1. 1862 – The year of the bloodiest battle of the American Civil War
The year 1862 marked a major escalation in the American Civil War and – to historians – the most stressful year in national history. On September 17, the Battle of Antietam was fought near Sharpsburg, Maryland.
As well as being the first major battle fought in the North it also became known as the bloodiest battle during the entire war. More than 4,600 people were killed in a single day and 23,000 injured.
It would be three more years before the war finally ended in 1865 when Confederate General Robert E Lee surrendered to Union General Ulysses S Grant.
2. 1929 – The year of the Wall Street crash
In October 1929, the optimism of the roaring twenties came crashing back down as the stock market crashed. Stocks plunged dramatically October 24 – Black Thursday – followed by Black Monday on October 28 and Black Tuesday the next day,.
On the latter, investors traded 16 million shares on the New York Stock Exchange in a single day.
Overnight, people lost their life savings and livelihoods and America soon plunged into the Great Depression. It took more than a decade for the economy to recover.
3. 1838 – The year of the Trail of Tears
Joint second for the worst year in US history was 1838 and the ‘Trail of Tears’.
From the 1830s to 1850s around 100,000 Native Americans were forcibly removed from their land by the US government to area designated ‘Indian Territory’ under the Indian Removal Act of 1830. In 1838, the Cherokee nation was forced to give up its land east of the Mississippi River after gold was discovered.
Around 15,000 were forced to take the treacherous journey to what is now Oklahoma. More than 4,000 died en route from hunger, disease or exhaustion.
4. 1919 – The year of the Spanish flu
2020 and the coronavirus pandemic has often been compared to the years of 1918 and 1919 and the Spanish flu. A staggering 675,000 Americans were wiped out by the pandemic. Worldwide around one-third of the population were infected and 50 million people died. There were other parallels to 2020 too in terms of calls for racial justice with 1919 facing one of the biggest outbreaks of racist violence against African Americans in American history.
The summer of 1919 became known as Red Summer after more than 200 black people were killed in multiple attacks by white people in cities including Washington and Chicago.
5. 1968 – The year of Martin Luther King Jr.’s assassination
1968 is classed as one of the bloodiest years in American history. On April 4, civil rights leader Martin Luther King Jr. was assassinated in Memphis, Tennessee. Two months later, Senator Robert F. Kennedy, who was running for president at the time, was also shot and killed.
The nation was also gripped by protests and riots that left 39 dead, more than 2,600 injured and numerous African-American communities destroyed.

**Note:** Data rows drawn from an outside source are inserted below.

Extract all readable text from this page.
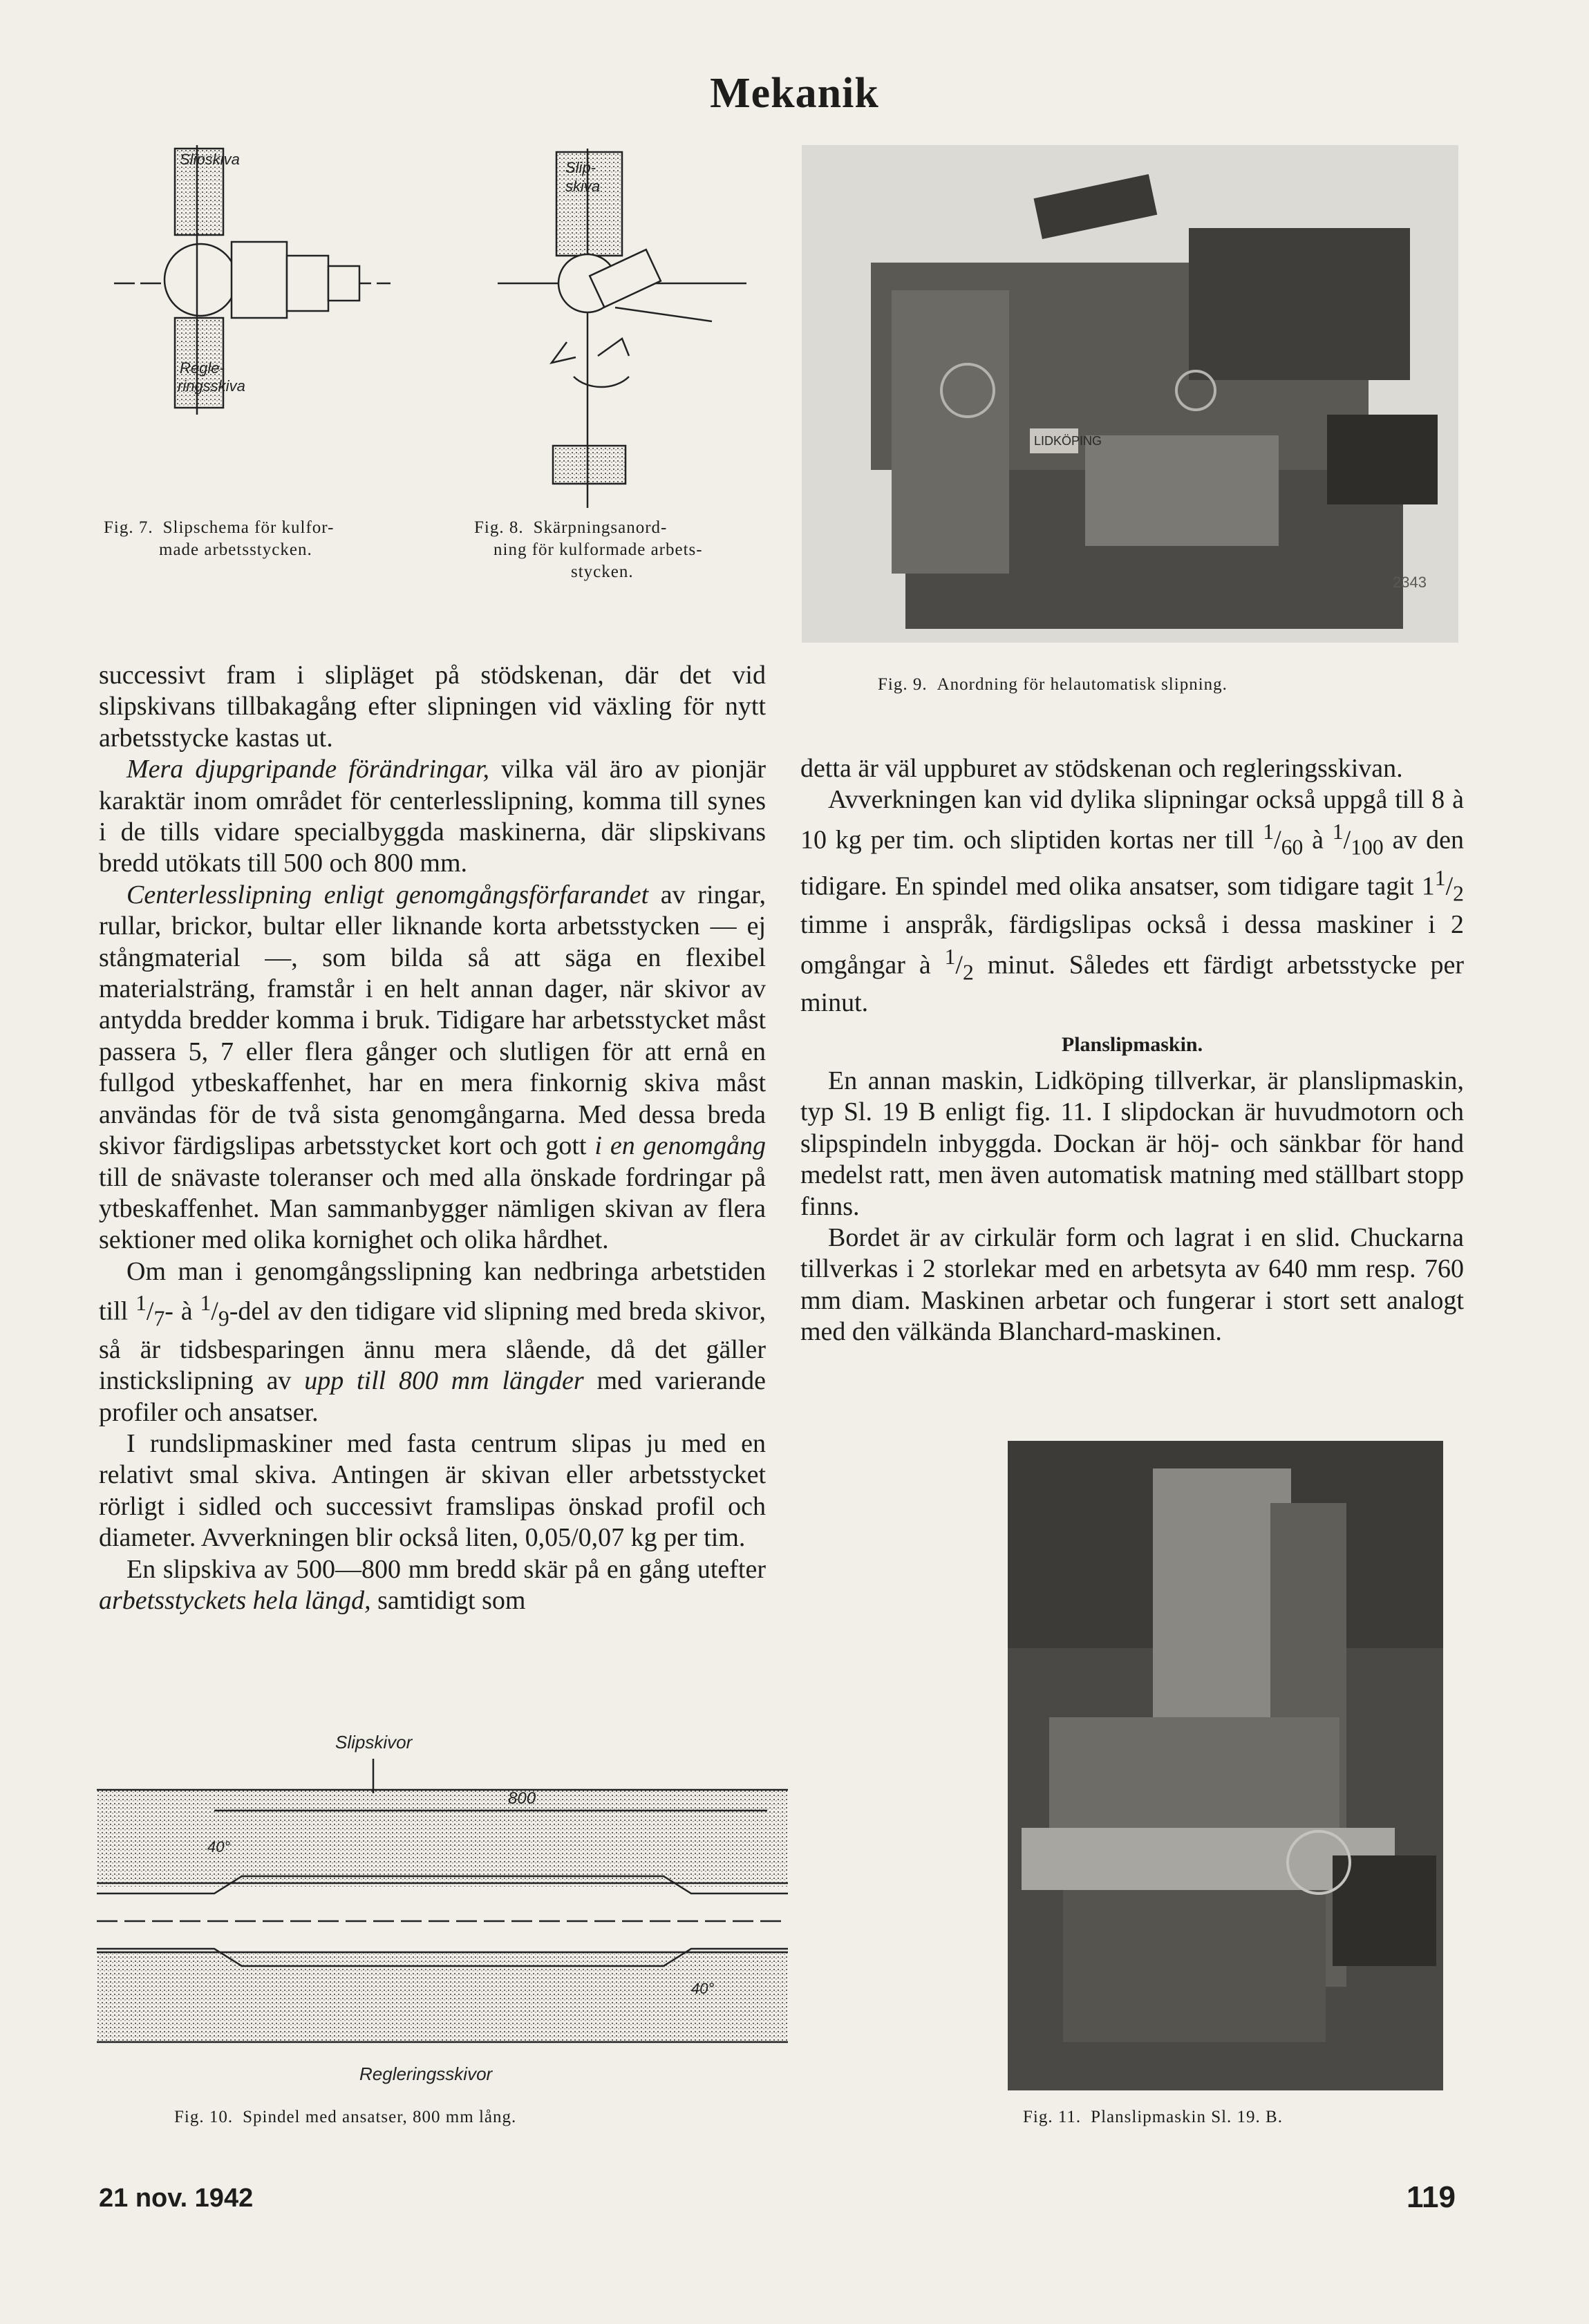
Mekanik
Slipskiva
Regle-
ringsskiva
Fig. 7. Slipschema för kulfor-
made arbetsstycken.
Slip-
skiva
Fig. 8. Skärpningsanord-
ning för kulformade arbets-
stycken.
LIDKÖPING
2343
Fig. 9. Anordning för helautomatisk slipning.

successivt fram i slipläget på stödskenan, där det vid slipskivans tillbakagång efter slipningen vid växling för nytt arbetsstycke kastas ut.

Mera djupgripande förändringar, vilka väl äro av pionjär karaktär inom området för centerlesslipning, komma till synes i de tills vidare specialbyggda maskinerna, där slipskivans bredd utökats till 500 och 800 mm.

Centerlesslipning enligt genomgångsförfarandet av ringar, rullar, brickor, bultar eller liknande korta arbetsstycken — ej stångmaterial —, som bilda så att säga en flexibel materialsträng, framstår i en helt annan dager, när skivor av antydda bredder komma i bruk. Tidigare har arbetsstycket måst passera 5, 7 eller flera gånger och slutligen för att ernå en fullgod ytbeskaffenhet, har en mera finkornig skiva måst användas för de två sista genomgångarna. Med dessa breda skivor färdigslipas arbetsstycket kort och gott i en genomgång till de snävaste toleranser och med alla önskade fordringar på ytbeskaffenhet. Man sammanbygger nämligen skivan av flera sektioner med olika kornighet och olika hårdhet.

Om man i genomgångsslipning kan nedbringa arbetstiden till $^1/_7-$ à $^1/_9$-del av den tidigare vid slipning med breda skivor, så är tidsbesparingen ännu mera slående, då det gäller instickslipning av upp till 800 mm längder med varierande profiler och ansatser.

I rundslipmaskiner med fasta centrum slipas ju med en relativt smal skiva. Antingen är skivan eller arbetsstycket rörligt i sidled och successivt framslipas önskad profil och diameter. Avverkningen blir också liten, 0,05/0,07 kg per tim.

En slipskiva av 500—800 mm bredd skär på en gång utefter arbetsstyckets hela längd, samtidigt som

detta är väl uppburet av stödskenan och regleringsskivan.

Avverkningen kan vid dylika slipningar också uppgå till 8 à 10 kg per tim. och sliptiden kortas ner till $^1/_{60}$ à $^1/_{100}$ av den tidigare. En spindel med olika ansatser, som tidigare tagit $1^1/_2$ timme i anspråk, färdigslipas också i dessa maskiner i 2 omgångar à $^1/_2$ minut. Således ett färdigt arbetsstycke per minut.

Planslipmaskin.

En annan maskin, Lidköping tillverkar, är planslipmaskin, typ Sl. 19 B enligt fig. 11. I slipdockan är huvudmotorn och slipspindeln inbyggda. Dockan är höj- och sänkbar för hand medelst ratt, men även automatisk matning med ställbart stopp finns.

Bordet är av cirkulär form och lagrat i en slid. Chuckarna tillverkas i 2 storlekar med en arbetsyta av 640 mm resp. 760 mm diam. Maskinen arbetar och fungerar i stort sett analogt med den välkända Blanchard-maskinen.

Slipskivor
800
40°
40°
Regleringsskivor
Fig. 10. Spindel med ansatser, 800 mm lång.	Fig. 11. Planslipmaskin Sl. 19. B.
21 nov. 1942	119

6. 1962 – The year of the Cuban Missile Crisis
October 1962 saw the Cuban Missile Crisis where tensions boiled between the US and the Soviet Union to the brink of nuclear conflict. At the height of the Cold War, the Soviet Union installed ballistic missiles in Cuba, just 90 miles from US shores.
President John F Kennedy told the US public about the missiles and warned the US would use military force is necessary, sparking fears of nuclear war.
7. 2001 – The year of the September 11 terrorist attacks
On the morning of September 11 2001, Al-Qaeda terrorists hijacked four passenger planes, flying two into the Twin Towers of the World Trade Center in New York City. One plane crashed into the Pentagon and the fourth crashed in Pennsylvania after the passengers overpowered the terrorists before it reached its destination.
A total of 2,977 people were killed in the attacks, marking the single deadliest terrorist attack in global history. It was also the single deadliest incident for emergency crew members with more than 400 killed trying to save others.
8. 2020 – The year of the coronavirus pandemic
The coronavirus pandemic started ravaging the nation at the start of the year and, to date, more than 340,000 Americans have died and 19.7 million have been infected.
Aside from the pandemic, America has also been faced with protests nationwide calling for an end to racism and police brutality after multiple cop killings of black men and women.